Quatrièmement, le fait que la Commission puisse procéder d’office à la désignation ne vient que renforcer l’argument portant que la Commission peut procéder à une désignation sans connaître l’ampleur du répertoire faisant l’objet de la désignation, ou même, l’identité des œuvres vises ou de leurs titulaires. Il suffit que la désignation fournisse les paramètres permettant aux orphelins de savoir à qui présenter leurs réclamations éventuelles.

Il y a deux autres prétentions de l’ADRC qu’il faut rejeter.

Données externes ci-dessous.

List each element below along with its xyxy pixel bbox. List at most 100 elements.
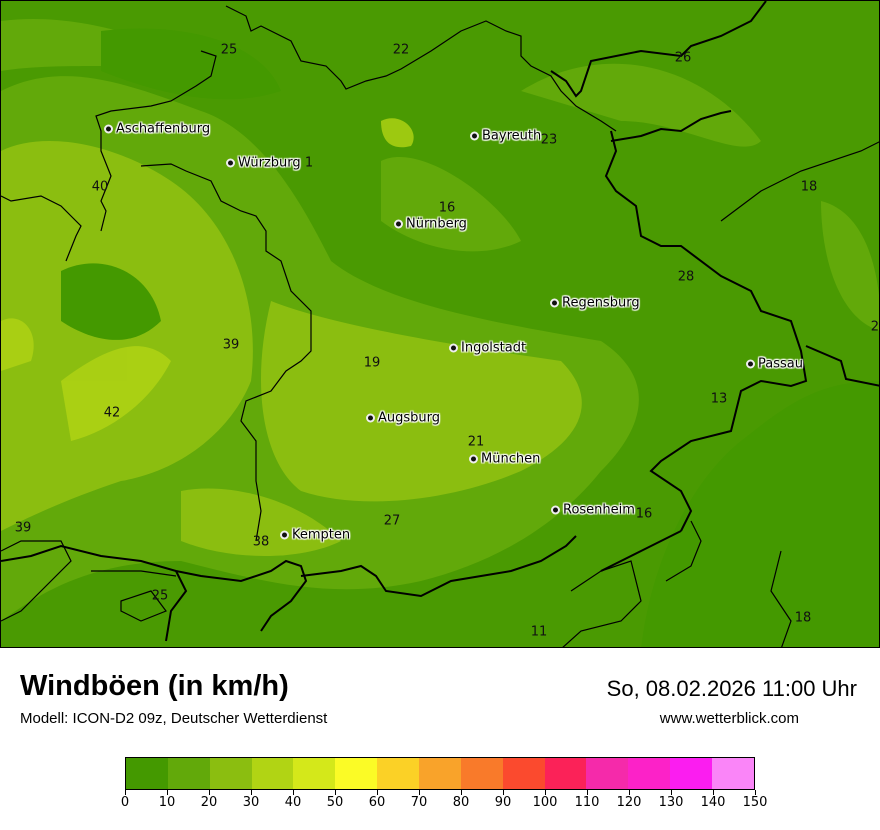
legend-tick [503,790,504,795]
map-title: Windböen (in km/h) [20,670,289,702]
legend-tick-label: 110 [574,795,600,810]
value-label: 22 [392,42,410,58]
legend-swatch [209,758,252,789]
legend-swatch [167,758,210,789]
legend-swatch [335,758,378,789]
legend-tick-label: 60 [368,795,386,810]
city-dot-icon [551,505,560,515]
city-label: Augsburg [378,410,441,426]
legend-swatch [460,758,503,789]
legend-tick [461,790,462,795]
legend-swatch [670,758,713,789]
city-dot-icon [469,454,478,464]
city-dot-icon [449,343,458,353]
city-label: München [481,451,541,467]
legend-tick-label: 120 [616,795,642,810]
legend-swatch [712,758,754,789]
legend-tick [251,790,252,795]
country-borders [1,1,879,642]
legend-tick [671,790,672,795]
legend-tick-label: 40 [284,795,302,810]
city-label: Nürnberg [406,216,467,232]
legend-swatch [293,758,336,789]
city-dot-icon [394,219,403,229]
value-label: 18 [800,179,818,195]
legend-tick [209,790,210,795]
value-label: 23 [540,132,558,148]
city-label: Bayreuth [482,128,542,144]
city-label: Ingolstadt [461,340,527,356]
city-label: Würzburg [238,155,301,171]
legend-tick [377,790,378,795]
legend-swatch [586,758,629,789]
legend-tick-label: 70 [410,795,428,810]
value-label: 16 [438,200,456,216]
legend-swatch [251,758,294,789]
value-label: 27 [383,513,401,529]
legend-tick-label: 20 [200,795,218,810]
legend-tick-label: 10 [158,795,176,810]
legend-tick [713,790,714,795]
legend-tick [587,790,588,795]
model-info: Modell: ICON-D2 09z, Deutscher Wetterdie… [20,710,328,727]
city-label: Regensburg [562,295,640,311]
value-label: 40 [91,179,109,195]
city-marker-kempten: Kempten [280,527,351,543]
city-marker-rosenheim: Rosenheim [551,502,635,518]
city-label: Passau [758,356,803,372]
legend-tick [293,790,294,795]
value-label: 26 [674,50,692,66]
color-legend [125,757,755,790]
legend-tick-label: 130 [658,795,684,810]
website-label: www.wetterblick.com [659,710,799,727]
legend-tick-label: 150 [742,795,768,810]
legend-tick-label: 100 [532,795,558,810]
city-marker-wuerzburg: Würzburg [226,155,301,171]
legend-tick-label: 30 [242,795,260,810]
city-dot-icon [226,158,235,168]
city-label: Rosenheim [563,502,635,518]
city-marker-muenchen: München [469,451,541,467]
city-marker-ingolstadt: Ingolstadt [449,340,527,356]
legend-tick-label: 50 [326,795,344,810]
value-label: 21 [467,434,485,450]
city-marker-nuernberg: Nürnberg [394,216,467,232]
value-label: 13 [710,391,728,407]
city-marker-passau: Passau [746,356,803,372]
legend-tick [545,790,546,795]
wind-field-layer [1,1,879,647]
value-label: 39 [222,337,240,353]
legend-swatch [419,758,461,789]
value-label: 1 [304,155,314,171]
value-label: 25 [151,588,169,604]
wind-gust-map: Aschaffenburg Würzburg Bayreuth Nürnberg… [0,0,880,648]
city-marker-regensburg: Regensburg [550,295,640,311]
legend-tick-label: 140 [700,795,726,810]
legend-swatch [502,758,545,789]
legend-tick [167,790,168,795]
forecast-datetime: So, 08.02.2026 11:00 Uhr [606,676,857,701]
city-dot-icon [280,530,289,540]
legend-tick-label: 90 [494,795,512,810]
city-dot-icon [746,359,755,369]
value-label: 39 [14,520,32,536]
city-dot-icon [550,298,559,308]
legend-swatch [377,758,420,789]
value-label: 42 [103,405,121,421]
value-label: 18 [794,610,812,626]
city-label: Aschaffenburg [116,121,211,137]
city-dot-icon [470,131,479,141]
city-marker-bayreuth: Bayreuth [470,128,542,144]
value-label: 19 [363,355,381,371]
value-label: 28 [677,269,695,285]
legend-swatch [628,758,671,789]
legend-swatch [126,758,168,789]
legend-tick [419,790,420,795]
city-dot-icon [104,124,113,134]
city-dot-icon [366,413,375,423]
legend-tick [755,790,756,795]
legend-tick [629,790,630,795]
value-label: 11 [530,624,548,640]
city-label: Kempten [292,527,351,543]
legend-tick-label: 0 [120,795,130,810]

La première veut que les recours de la SARDeC, pour autant qu’ils existent, soient ailleurs. Cet argument semble ignorer le libellé du paragraphe 76(3), qui fait de la réclamation auprès d’une société désignée le seul recours dont le titulaire orphelin dispose en matière de retransmission. Il doit être rejeté.

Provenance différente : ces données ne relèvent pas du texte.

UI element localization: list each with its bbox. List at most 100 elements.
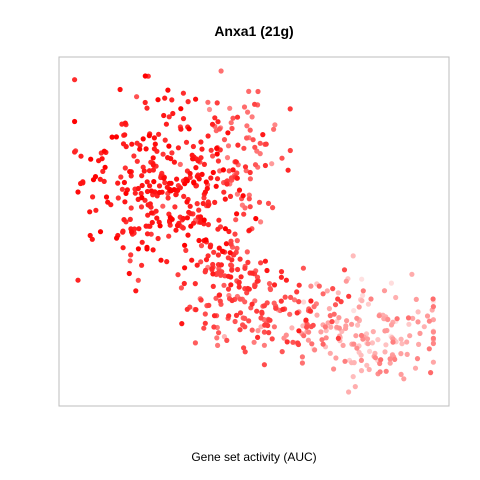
scatter-point xyxy=(263,141,269,147)
scatter-point xyxy=(421,324,427,330)
scatter-point xyxy=(279,155,285,161)
scatter-point xyxy=(332,302,339,308)
scatter-point xyxy=(204,185,210,192)
scatter-point xyxy=(156,131,162,137)
scatter-point xyxy=(180,215,186,222)
scatter-point xyxy=(234,114,241,120)
scatter-point xyxy=(78,153,84,159)
scatter-point xyxy=(219,269,225,275)
scatter-point xyxy=(404,351,410,357)
scatter-point xyxy=(132,190,138,196)
scatter-point xyxy=(165,87,171,93)
scatter-point xyxy=(221,282,227,288)
scatter-point xyxy=(279,349,285,355)
scatter-point xyxy=(376,313,382,319)
scatter-point xyxy=(359,276,365,282)
scatter-point xyxy=(375,337,381,343)
scatter-point xyxy=(214,151,220,157)
scatter-point xyxy=(233,312,240,318)
scatter-point xyxy=(334,318,340,325)
scatter-point xyxy=(229,267,235,273)
scatter-point xyxy=(216,330,222,336)
scatter-point xyxy=(145,202,151,208)
scatter-point xyxy=(103,194,110,200)
scatter-point xyxy=(166,233,172,239)
scatter-point xyxy=(398,336,404,342)
scatter-point xyxy=(340,342,346,348)
scatter-point xyxy=(343,323,349,329)
scatter-point xyxy=(197,214,204,220)
scatter-point xyxy=(387,356,393,362)
scatter-point xyxy=(153,208,159,214)
scatter-point xyxy=(430,359,436,365)
scatter-point xyxy=(186,126,192,132)
scatter-point xyxy=(216,292,223,298)
scatter-point xyxy=(328,324,334,330)
scatter-point xyxy=(181,193,187,199)
scatter-point xyxy=(128,173,134,179)
scatter-point xyxy=(134,94,140,100)
scatter-point xyxy=(320,291,326,297)
scatter-point xyxy=(185,99,191,105)
scatter-point xyxy=(242,265,248,271)
scatter-point xyxy=(121,179,127,186)
scatter-point xyxy=(323,335,329,341)
scatter-point xyxy=(168,188,174,194)
scatter-point xyxy=(356,304,362,310)
scatter-point xyxy=(146,133,152,139)
scatter-point xyxy=(282,294,288,300)
scatter-point xyxy=(240,193,246,199)
scatter-point xyxy=(193,96,199,102)
scatter-point xyxy=(342,358,348,364)
scatter-point xyxy=(210,169,216,176)
scatter-point xyxy=(266,281,273,287)
scatter-point xyxy=(186,209,192,215)
scatter-point xyxy=(122,199,128,205)
scatter-point xyxy=(388,322,395,328)
scatter-point xyxy=(129,229,135,235)
scatter-point xyxy=(365,341,371,347)
scatter-point xyxy=(162,95,168,101)
scatter-point xyxy=(229,297,235,304)
scatter-point xyxy=(216,126,223,132)
scatter-point xyxy=(352,384,358,390)
scatter-point xyxy=(415,319,421,325)
scatter-point xyxy=(129,141,135,147)
scatter-point xyxy=(258,260,264,266)
scatter-point xyxy=(146,168,153,174)
scatter-point xyxy=(205,99,211,105)
scatter-point xyxy=(327,350,333,356)
scatter-point xyxy=(198,139,204,145)
scatter-point xyxy=(234,238,240,244)
scatter-point xyxy=(367,348,373,354)
scatter-point xyxy=(72,149,78,155)
scatter-point xyxy=(212,199,218,205)
scatter-point xyxy=(88,156,94,162)
scatter-point xyxy=(154,215,160,221)
scatter-point xyxy=(228,120,234,126)
scatter-point xyxy=(192,281,198,287)
scatter-point xyxy=(296,282,302,288)
scatter-point xyxy=(102,164,108,170)
scatter-point xyxy=(254,278,260,284)
scatter-point xyxy=(213,295,219,301)
scatter-point xyxy=(269,161,275,167)
scatter-point xyxy=(183,139,190,145)
scatter-point xyxy=(301,333,307,339)
scatter-point xyxy=(245,259,251,265)
scatter-point xyxy=(105,199,111,205)
scatter-point xyxy=(128,205,134,211)
scatter-point xyxy=(382,349,388,355)
scatter-point xyxy=(214,145,220,151)
scatter-point xyxy=(196,207,202,213)
scatter-point xyxy=(299,360,305,366)
scatter-point xyxy=(179,321,185,327)
scatter-point xyxy=(189,257,195,263)
scatter-point xyxy=(193,307,199,313)
scatter-point xyxy=(198,297,204,303)
scatter-point xyxy=(225,286,232,292)
scatter-point xyxy=(210,271,216,277)
scatter-point xyxy=(284,339,290,345)
scatter-point xyxy=(304,324,310,330)
scatter-point xyxy=(351,308,357,314)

La seconde veut que la requête de la SARDeC constitue un abus de procédure. Selon l’ADRC, si la SARDeC détient bel et bien les droits qu’elle prétend détenir, c’est par voie de dépôt de tarifs qu’elle aurait dû procéder, en temps utile, pour réclamer une quote-part des redevances, à l’instar des autres sociétés de gestion visées aux tarifs; en ne le faisant pas, elle ne peut aujourd’hui invoquer le recours des orphelins. La Commission ne partage pas ce point de vue. Le droit de présenter une réclamation aux termes de l’article 76 est nécessairement lié aux tarifs homologués par la Commission. C’est à l’égard des sociétés qui reçoivent une quote-part des redevances qu’il faut apprécier la condition d’orphelin, et non à l’égard des sociétés qui auraient pu déposer des projets de tarifs mais ne l’ont pas fait. Le paragraphe 76(1) renvoie au paragraphe 32(1). La société de gestion qui fait défaut de déposer un tarif perd le droit de percevoir des redevances des retransmetteurs. Il n’y a pas de raison de croire que cela prive les titulaires, membres de la société en question, de réclamer leur dû des sociétés qui touchent les redevances pour la retransmission de leurs œuvres. Le caractère universel du régime ne fait que renforcer cette conclusion. De toute façon, la désignation de la Commission faite en faveur des titulaires des droits, et non de la SARDeC nommément demeure nécessaire même si sa conclusion sur ce point est incorrecte. La refuser aurait nécessairement entraîné un déni de justice.

Il subsiste, certes, une incertitude qu’il n’est pas nécessaire de traiter et que les tribunaux de droit commun sont davantage en mesure de trancher. Elle porte sur la façon de concilier certains passages du paragraphe 76(1) et de l’alinéa 76(4)b). Le premier établit que la réclamation du titulaire orphelin est assujettie «aux mêmes conditions qu’une personne qui a habilité la société de gestion» : si ces conditions comprennent les délais de distribution prévus par les règles des sociétés de gestion, il se peut que certains des recours des titulaires visés par la présente décision soient déjà expirés. Le second permet à la Commission d’établir, par règlement, des délais de déchéance des recours des titulaires orphelins. Si, comme la Commission le croit, un tel règlement prévaut sur les règles de distribution d’une société, alors ces recours n’étaient pas encore échus au moment où la présente décision a été rendue. Le fait que l’ADRC ait procédé à une distribution avant que les délais de formation d’une réclamation soient expirés ne changera rien à l’affaire.

IV. CONCLUSION

La décision de la Commission ne crée pas de recours en faveur de ceux qui prétendent détenir des droits sur les œuvres qu’elle vise; elle fait en sorte que les recours que la Loi prévoit, si tant est qu’ils existent, puissent s’exercer. Les titulaires visés, et toute personne se réclamant d’eux, sont maintenant en mesure de présenter une réclamation. Il reviendra par la suite aux intéressés, et éventuellement aux tribunaux de droit commun, d’en disposer.

Le secrétaire de la Commission,

Signature

Claude Majeau



[1] DORS/97-164.

[2] Devenu le paragraphe 31(2) de la Loi.

[3] Le titulaire couvert par une décision de désignation intervenue avant que sa réclamation prenne forme n'a pas à s'adresser à la Commission pour obtenir une nouvelle désignation.

[4] Évidemment, si une demande de désignation se fonde sur des prétentions qui sont clairement invalides, la Commission n’a pas d’obligation de procéder à la désignation.

[5] À l’exception des redevances sur les œuvres musicales.